She lined up another shot and continued with the story. “Yeah, we rode the bus all day from Kayenta to Holbrook to Phoenix and ended up meeting a bunch of End of Times looking Mexicans at the Phoenix Greyhound station. I turned on the whole ‘I’m not from around here’ charm and before Maria and me knew it they were giving us shrooms, and we’d scammed a ride with one of their friends to the fairgrounds.

“We got down there and snuck in through a gap in the bullshit carny fence they had set up. And you know the Coliseum, that great saddle-shaped roof it’s got? It gets me thinking about going to rodeos as a girl and all the cute young cowboys that used to come through town. I’m thinking about them when Springsteen comes out with his shirt half-unbuttoned, chest gleaming. Me, I’m half out of my mind, licking the sweat off my arm I’m so thirsty, and all I can think about is riding Springsteen. Or, him riding me. The thought’s repeating in my head, and I’m laughing and vibrating cause of the rumble of the first song, the shrooms in my stomach, the whiskey we’ve been drinking. Maria and my new End of Times friends probably think I’m insane by this point, but something happens: I recognize he’s playing ‘Badlands,’ and at that moment it’s meant just for me. I’ve come all the way from the Painted Desert, another kind of badlands, and Bruce knows this. I tear the label off the whiskey bottle and write every song in the set down on the backside of the label. Nineteen, plus a four song encore. Still have the set-list. The handwriting on it looks like I was taking notes while in the bed of a truck that was four wheeling.

“Anyways, we spent the night on the fairgrounds in sleeping bags, and I got dropped off at the Greyhound station the next day, ass broke and hungover. Didn’t get back home until three days later after Mama wired me $40, and I hustled another twenty off some winos playing pool in a pit of a bar downtown.”

She stopped talking and laid the pool cue down. She’d been playing the whole time and knocked in two more shots during the story. He’d lost again.

She walked towards him until she was within a few feet. “Yeah, I always say since Tommy died I’d never re-marry, but it’s a lie. I’d re-marry if Springsteen asked.” She laughed to herself. “You got the next couple rounds?”

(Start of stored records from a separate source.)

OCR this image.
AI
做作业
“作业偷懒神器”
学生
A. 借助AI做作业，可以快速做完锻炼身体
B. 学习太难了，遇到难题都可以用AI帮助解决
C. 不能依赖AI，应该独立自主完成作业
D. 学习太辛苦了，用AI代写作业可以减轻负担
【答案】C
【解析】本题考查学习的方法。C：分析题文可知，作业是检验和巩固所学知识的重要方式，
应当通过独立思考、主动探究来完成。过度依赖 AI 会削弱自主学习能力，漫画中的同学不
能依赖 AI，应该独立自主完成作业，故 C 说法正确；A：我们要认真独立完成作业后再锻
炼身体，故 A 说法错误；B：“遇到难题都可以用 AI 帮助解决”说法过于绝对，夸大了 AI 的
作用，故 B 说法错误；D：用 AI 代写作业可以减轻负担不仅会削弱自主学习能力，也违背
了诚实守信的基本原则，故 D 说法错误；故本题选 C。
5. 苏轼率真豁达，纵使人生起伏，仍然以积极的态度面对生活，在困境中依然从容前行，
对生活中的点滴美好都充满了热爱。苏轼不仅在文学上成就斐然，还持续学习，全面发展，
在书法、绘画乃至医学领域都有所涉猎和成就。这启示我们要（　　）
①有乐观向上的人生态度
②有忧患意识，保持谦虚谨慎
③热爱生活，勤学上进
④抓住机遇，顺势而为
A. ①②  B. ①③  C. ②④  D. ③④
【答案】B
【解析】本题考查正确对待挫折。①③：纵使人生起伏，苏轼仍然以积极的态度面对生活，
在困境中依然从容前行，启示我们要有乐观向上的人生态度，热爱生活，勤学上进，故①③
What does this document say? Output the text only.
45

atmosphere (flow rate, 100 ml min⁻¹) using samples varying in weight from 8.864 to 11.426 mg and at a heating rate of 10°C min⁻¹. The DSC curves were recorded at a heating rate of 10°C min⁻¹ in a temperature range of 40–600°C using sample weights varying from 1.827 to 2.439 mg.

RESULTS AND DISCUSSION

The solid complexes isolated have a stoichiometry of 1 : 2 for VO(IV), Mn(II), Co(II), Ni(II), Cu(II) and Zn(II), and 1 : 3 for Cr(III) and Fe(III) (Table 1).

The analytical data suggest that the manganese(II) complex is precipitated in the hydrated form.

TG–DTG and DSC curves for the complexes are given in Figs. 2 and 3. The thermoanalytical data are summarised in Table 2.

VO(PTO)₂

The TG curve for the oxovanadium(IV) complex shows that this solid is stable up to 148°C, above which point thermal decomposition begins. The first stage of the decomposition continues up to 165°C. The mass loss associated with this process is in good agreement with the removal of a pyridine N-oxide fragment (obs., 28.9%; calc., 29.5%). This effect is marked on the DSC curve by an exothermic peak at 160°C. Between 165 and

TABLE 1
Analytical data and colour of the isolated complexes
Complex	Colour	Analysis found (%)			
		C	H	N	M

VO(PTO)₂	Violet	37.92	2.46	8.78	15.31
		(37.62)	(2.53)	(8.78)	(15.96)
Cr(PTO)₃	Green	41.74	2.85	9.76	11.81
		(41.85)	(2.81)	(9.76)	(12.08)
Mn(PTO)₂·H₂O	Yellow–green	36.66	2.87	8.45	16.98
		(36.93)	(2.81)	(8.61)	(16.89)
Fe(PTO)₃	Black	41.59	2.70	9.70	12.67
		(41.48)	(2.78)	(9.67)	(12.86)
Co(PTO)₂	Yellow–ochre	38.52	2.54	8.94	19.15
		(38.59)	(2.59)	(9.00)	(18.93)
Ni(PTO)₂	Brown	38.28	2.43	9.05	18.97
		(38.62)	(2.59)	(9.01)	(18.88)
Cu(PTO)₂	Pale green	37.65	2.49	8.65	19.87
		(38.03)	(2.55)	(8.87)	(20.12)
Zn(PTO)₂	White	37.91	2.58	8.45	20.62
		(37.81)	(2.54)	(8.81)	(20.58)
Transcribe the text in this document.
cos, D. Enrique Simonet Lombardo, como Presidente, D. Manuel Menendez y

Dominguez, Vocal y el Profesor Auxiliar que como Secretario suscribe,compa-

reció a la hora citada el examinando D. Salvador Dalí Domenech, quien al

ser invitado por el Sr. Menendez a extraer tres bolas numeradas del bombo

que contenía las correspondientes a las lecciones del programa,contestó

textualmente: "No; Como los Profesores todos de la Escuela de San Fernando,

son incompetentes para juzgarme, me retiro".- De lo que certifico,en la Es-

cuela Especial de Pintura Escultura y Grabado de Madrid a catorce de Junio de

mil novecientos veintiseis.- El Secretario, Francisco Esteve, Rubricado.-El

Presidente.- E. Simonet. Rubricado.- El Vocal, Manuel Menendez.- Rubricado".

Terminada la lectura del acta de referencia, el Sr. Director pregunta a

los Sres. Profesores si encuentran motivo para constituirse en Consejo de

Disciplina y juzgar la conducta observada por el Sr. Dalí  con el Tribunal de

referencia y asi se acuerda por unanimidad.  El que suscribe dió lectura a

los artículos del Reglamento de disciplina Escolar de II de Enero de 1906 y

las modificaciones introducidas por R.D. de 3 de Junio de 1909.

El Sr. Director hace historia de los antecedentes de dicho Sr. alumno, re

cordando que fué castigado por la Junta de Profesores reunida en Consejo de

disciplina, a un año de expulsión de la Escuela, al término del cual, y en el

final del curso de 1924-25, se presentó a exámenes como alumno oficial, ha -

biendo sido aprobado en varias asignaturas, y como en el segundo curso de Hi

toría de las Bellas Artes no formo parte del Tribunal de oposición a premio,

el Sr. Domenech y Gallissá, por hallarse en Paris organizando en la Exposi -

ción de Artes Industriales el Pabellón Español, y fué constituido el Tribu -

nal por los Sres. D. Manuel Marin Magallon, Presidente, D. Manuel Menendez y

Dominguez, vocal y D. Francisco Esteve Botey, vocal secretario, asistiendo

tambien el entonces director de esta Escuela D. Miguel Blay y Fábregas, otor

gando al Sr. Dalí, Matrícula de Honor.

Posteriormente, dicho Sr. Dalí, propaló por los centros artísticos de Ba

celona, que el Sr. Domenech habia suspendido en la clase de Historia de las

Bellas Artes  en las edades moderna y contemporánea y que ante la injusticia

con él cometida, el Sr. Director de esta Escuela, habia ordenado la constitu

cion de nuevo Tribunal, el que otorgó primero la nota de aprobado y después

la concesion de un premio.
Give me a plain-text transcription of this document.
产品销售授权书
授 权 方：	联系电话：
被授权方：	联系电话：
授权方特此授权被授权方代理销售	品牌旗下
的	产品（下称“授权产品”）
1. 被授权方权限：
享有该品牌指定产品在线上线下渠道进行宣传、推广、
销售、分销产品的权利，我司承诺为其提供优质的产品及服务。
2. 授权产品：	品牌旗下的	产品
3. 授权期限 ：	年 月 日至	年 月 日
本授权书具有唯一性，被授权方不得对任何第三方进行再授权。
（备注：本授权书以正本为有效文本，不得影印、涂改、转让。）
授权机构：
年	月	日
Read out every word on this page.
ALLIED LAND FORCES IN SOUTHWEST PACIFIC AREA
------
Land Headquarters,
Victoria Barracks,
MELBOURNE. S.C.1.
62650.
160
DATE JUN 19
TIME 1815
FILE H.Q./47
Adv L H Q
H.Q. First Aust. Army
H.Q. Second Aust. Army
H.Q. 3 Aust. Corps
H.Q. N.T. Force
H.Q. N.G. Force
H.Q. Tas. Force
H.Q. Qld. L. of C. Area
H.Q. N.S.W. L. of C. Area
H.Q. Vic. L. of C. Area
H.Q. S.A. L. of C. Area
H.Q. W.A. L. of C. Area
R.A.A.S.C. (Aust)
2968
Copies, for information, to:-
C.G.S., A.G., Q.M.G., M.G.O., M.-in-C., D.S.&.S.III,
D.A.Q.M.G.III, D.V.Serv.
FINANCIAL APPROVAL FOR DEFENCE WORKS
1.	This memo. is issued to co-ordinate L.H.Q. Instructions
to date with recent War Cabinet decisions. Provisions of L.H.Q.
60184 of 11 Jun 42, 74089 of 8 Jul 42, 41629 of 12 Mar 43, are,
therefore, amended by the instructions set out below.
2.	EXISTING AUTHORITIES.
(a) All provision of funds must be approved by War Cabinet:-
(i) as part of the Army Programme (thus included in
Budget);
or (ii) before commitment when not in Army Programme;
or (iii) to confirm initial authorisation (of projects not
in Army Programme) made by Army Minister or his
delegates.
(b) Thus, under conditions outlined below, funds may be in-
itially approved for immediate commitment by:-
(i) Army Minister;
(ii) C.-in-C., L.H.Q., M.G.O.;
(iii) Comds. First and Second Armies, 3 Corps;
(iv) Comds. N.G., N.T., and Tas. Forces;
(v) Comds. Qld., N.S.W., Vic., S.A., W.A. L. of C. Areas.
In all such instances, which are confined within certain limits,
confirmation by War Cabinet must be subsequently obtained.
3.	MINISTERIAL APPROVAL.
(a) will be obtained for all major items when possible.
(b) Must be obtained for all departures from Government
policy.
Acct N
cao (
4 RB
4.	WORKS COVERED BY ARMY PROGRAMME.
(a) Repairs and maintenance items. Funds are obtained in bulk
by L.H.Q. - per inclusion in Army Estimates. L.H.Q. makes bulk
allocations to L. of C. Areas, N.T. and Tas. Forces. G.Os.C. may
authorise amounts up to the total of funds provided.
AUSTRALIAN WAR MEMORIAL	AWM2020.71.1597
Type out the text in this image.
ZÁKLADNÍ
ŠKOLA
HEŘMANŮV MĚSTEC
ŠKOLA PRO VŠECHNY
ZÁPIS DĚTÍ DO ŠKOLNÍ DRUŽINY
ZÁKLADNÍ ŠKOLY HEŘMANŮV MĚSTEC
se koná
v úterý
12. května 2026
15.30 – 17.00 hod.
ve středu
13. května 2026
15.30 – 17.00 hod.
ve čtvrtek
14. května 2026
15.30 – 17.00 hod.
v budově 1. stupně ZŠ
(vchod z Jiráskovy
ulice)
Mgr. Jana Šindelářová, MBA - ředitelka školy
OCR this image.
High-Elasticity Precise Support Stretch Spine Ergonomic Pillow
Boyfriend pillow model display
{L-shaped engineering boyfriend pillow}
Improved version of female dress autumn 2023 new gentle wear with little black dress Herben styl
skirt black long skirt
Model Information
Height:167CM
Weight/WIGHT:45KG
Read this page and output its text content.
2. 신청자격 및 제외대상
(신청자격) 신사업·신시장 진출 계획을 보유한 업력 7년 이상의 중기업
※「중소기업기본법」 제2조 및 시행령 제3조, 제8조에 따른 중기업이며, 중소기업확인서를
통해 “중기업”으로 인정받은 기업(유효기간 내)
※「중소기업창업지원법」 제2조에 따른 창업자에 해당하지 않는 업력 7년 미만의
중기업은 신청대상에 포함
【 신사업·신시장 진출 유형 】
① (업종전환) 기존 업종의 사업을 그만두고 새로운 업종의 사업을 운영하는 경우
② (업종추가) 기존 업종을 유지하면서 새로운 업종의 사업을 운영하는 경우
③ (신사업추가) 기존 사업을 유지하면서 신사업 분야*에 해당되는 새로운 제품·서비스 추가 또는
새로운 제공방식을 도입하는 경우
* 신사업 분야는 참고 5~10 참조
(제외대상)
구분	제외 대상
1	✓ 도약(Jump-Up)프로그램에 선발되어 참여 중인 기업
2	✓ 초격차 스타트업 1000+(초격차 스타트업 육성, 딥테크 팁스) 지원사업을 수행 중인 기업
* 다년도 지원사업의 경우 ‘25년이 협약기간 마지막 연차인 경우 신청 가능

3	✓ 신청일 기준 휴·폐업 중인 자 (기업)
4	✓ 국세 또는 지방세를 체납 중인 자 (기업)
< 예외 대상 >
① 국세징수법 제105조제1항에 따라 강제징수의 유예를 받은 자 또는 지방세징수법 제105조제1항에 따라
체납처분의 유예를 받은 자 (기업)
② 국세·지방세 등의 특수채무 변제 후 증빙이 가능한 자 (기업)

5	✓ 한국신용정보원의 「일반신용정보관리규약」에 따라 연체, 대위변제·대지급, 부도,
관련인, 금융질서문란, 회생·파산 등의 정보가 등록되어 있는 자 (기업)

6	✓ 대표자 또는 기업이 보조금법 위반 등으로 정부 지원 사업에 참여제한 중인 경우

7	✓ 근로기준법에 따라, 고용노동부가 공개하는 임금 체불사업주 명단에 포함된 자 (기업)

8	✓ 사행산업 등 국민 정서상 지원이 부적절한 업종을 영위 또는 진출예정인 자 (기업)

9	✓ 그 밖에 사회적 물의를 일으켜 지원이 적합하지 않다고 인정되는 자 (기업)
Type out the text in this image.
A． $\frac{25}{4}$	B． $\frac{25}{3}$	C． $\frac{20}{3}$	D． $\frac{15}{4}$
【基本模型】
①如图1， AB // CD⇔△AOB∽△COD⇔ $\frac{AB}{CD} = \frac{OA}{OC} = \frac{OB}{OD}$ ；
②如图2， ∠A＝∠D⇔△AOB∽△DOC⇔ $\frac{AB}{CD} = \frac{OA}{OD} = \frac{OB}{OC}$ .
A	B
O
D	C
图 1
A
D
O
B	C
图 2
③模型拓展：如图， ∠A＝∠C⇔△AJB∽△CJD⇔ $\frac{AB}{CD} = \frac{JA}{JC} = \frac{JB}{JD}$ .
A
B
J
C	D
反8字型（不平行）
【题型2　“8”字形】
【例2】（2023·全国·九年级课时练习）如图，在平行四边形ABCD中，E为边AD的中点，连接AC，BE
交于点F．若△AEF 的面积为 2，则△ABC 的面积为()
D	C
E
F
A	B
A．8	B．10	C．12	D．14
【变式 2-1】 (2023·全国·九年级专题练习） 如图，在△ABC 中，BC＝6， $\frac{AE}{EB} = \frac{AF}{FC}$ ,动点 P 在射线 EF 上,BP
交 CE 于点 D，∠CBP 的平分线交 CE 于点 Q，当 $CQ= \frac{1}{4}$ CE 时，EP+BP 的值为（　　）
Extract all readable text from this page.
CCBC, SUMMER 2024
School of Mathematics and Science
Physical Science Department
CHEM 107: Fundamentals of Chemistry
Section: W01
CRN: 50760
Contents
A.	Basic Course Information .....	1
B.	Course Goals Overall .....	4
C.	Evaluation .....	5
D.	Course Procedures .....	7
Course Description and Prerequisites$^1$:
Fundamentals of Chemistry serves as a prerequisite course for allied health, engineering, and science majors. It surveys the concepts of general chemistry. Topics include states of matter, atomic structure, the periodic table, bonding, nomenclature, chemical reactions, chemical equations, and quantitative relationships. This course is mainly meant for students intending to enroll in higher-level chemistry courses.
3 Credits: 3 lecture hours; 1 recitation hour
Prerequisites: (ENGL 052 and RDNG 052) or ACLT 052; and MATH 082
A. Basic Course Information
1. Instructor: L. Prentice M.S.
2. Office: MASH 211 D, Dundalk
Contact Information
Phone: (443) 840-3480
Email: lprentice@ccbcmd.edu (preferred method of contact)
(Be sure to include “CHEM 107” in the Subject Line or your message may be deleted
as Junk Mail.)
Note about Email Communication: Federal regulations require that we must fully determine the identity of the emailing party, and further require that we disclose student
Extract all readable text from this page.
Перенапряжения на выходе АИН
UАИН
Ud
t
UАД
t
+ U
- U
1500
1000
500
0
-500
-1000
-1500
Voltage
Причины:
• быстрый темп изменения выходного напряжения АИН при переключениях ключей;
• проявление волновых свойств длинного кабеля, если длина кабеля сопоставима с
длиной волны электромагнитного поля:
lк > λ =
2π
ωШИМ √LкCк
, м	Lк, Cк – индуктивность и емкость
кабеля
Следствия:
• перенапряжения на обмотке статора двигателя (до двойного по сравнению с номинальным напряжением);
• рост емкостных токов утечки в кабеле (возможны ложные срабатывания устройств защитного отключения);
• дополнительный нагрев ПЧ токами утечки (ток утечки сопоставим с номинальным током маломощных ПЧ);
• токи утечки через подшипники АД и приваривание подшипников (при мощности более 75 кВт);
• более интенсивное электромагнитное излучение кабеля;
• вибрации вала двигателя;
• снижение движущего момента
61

“Yeah,” he said. The song on the jukebox changed to the next Springsteen song she’d picked. This one he recognized. It was one where his voice sounded impossibly high and young and hopeful. And the keyboard and backup singers gave it the feeling of Motown, or soul. “Hungry Heart?” He said to Gabby.

“Yup,” she said.

They took a seat in a booth opposite each other and he poured them fresh beers. The bar was a big open rectangle and there was a dance floor in front of the pool tables. Everyone one in the place seemed good and drunk and things were getting rowdy now. There were two men in a shoving match by the jukebox who then locked arms in an awkward kind of dance. A college kid sat at a corner table looking like he might vomit at any moment, and there was a puddle on the bar stool below him like he’d pissed himself. By the bathroom, a man with two dark braids running down his back was pulling something from his oversized coat and handing it to a woman. He seemed to know everyone, but was there with no one, and occasionally disappeared into the bathroom with a stranger only to emerge once again by himself.

“Maria, lives up at Gray Mountain,” Gabby said. “She said she’d let us crash with her tonight.”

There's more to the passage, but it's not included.